The fix, get_mcp_app() in mcp_server.py, resets the FastMCP instance's cached session manager reference before rebuilding the app — but the first version of this fix was itself genuinely incomplete, and worth understanding why. Resetting the cached reference and building a fresh app object works fine in isolation, but Mnemolis's actual /mcp route is mounted once, at module-import time — the already-mounted route still held a reference to the original app object's request handler and lifespan closure, regardless of what the module-level mcp_app variable was reassigned to afterward. The complete, correct fix rebuilds the app fresh and finds the actual Mount route object in main.py's router and reassigns its .app attribute directly, so the object whose lifespan gets entered during startup is genuinely the same object serving real requests during that same lifecycle — confirmed by directly tracing through three consecutive simulated app lifecycles before and after each version of the fix.
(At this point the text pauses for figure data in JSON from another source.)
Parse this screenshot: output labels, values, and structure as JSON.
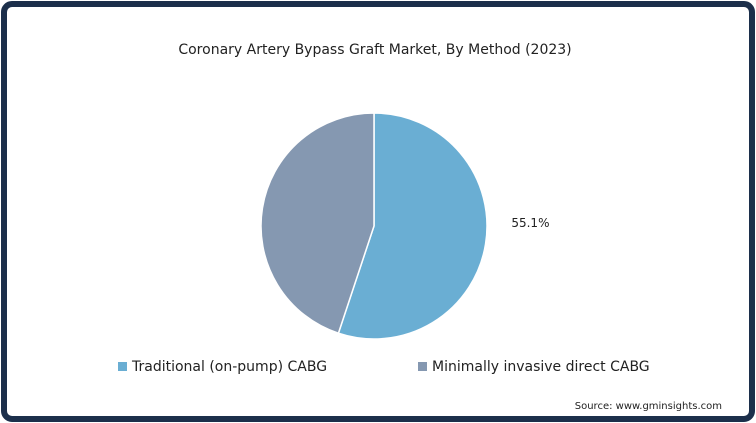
{
  "chart_data": {
    "type": "pie",
    "title": "Coronary Artery Bypass Graft Market, By Method (2023)",
    "categories": [
      "Traditional (on-pump) CABG",
      "Minimally invasive direct CABG"
    ],
    "values": [
      55.1,
      44.9
    ],
    "value_labels": [
      "55.1%",
      null
    ],
    "colors": [
      "#6aaed3",
      "#8598b1"
    ],
    "legend": "bottom",
    "source": "Source: www.gminsights.com"
  }
}
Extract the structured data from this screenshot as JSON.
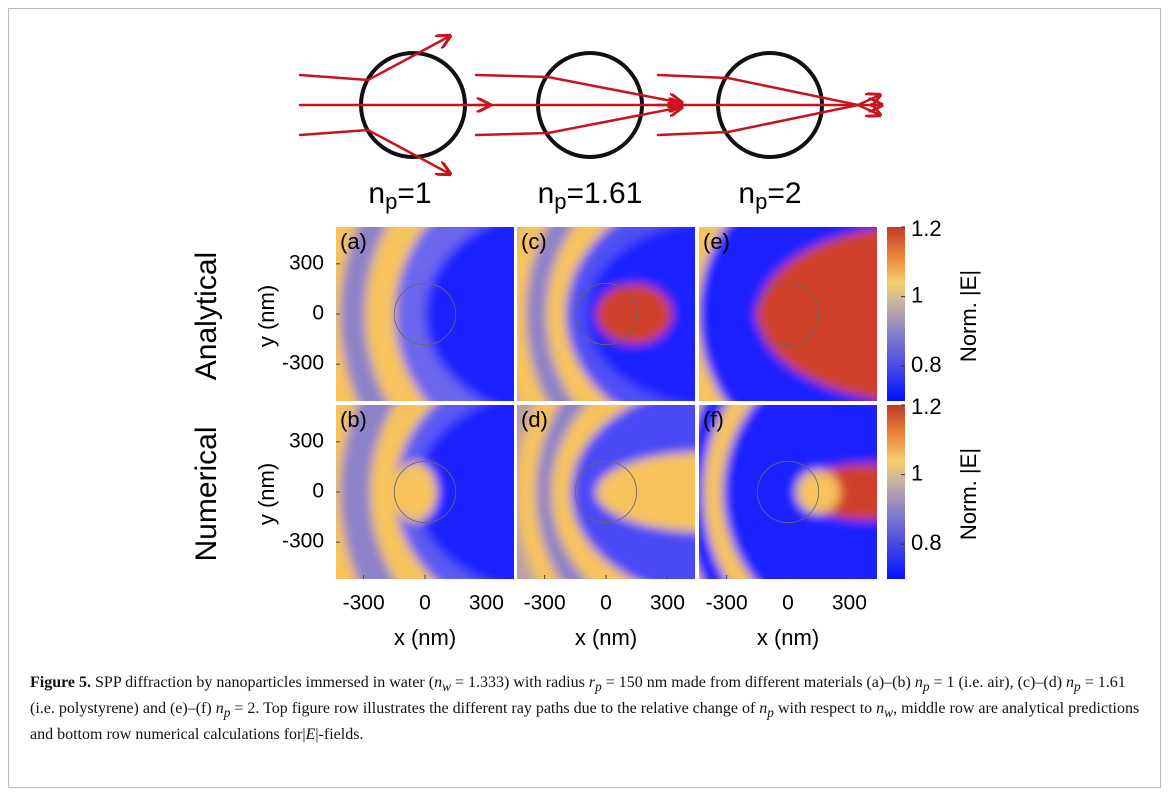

A separate, more serious concern was found during the same research but is not something this fix touches: an open upstream issue describes a race condition where the session manager can report "shutting down" immediately after a request starts, before a response is fully streamed, under certain timing conditions. This is a genuine, unresolved transport-level concern worth watching for in real usage, not something Mnemolis's own code can currently work around.
Claude Desktop — add this to claude_desktop_config.json:
{
"mcpServers": {
"mnemolis": {
"url": "http://your-host-ip:8888/mcp"
}
}
}Any other MCP client — point it at the same Streamable HTTP endpoint, http://your-host-ip:8888/mcp.
It would be possible to expose search_kiwix, search_weather, search_news, and so on as separate MCP tools, letting the calling model pick directly. Mnemolis deliberately doesn't do this — the entire point of Routing is that Mnemolis itself is better positioned to decide which source(s) actually apply than a general-purpose model guessing from tool names alone, especially once Query Decomposition and Fusion are involved. A single search tool keeps that decision where it belongs.
This is also exactly the reasoning behind the Open WebUI System Prompt Guide — the real, observed failure mode for tool-calling models isn't picking the wrong tool, it's pre-splitting a compound question into multiple narrow calls (or just answering part of it) before Mnemolis's own decomposition logic ever gets a chance to run on the full, original question.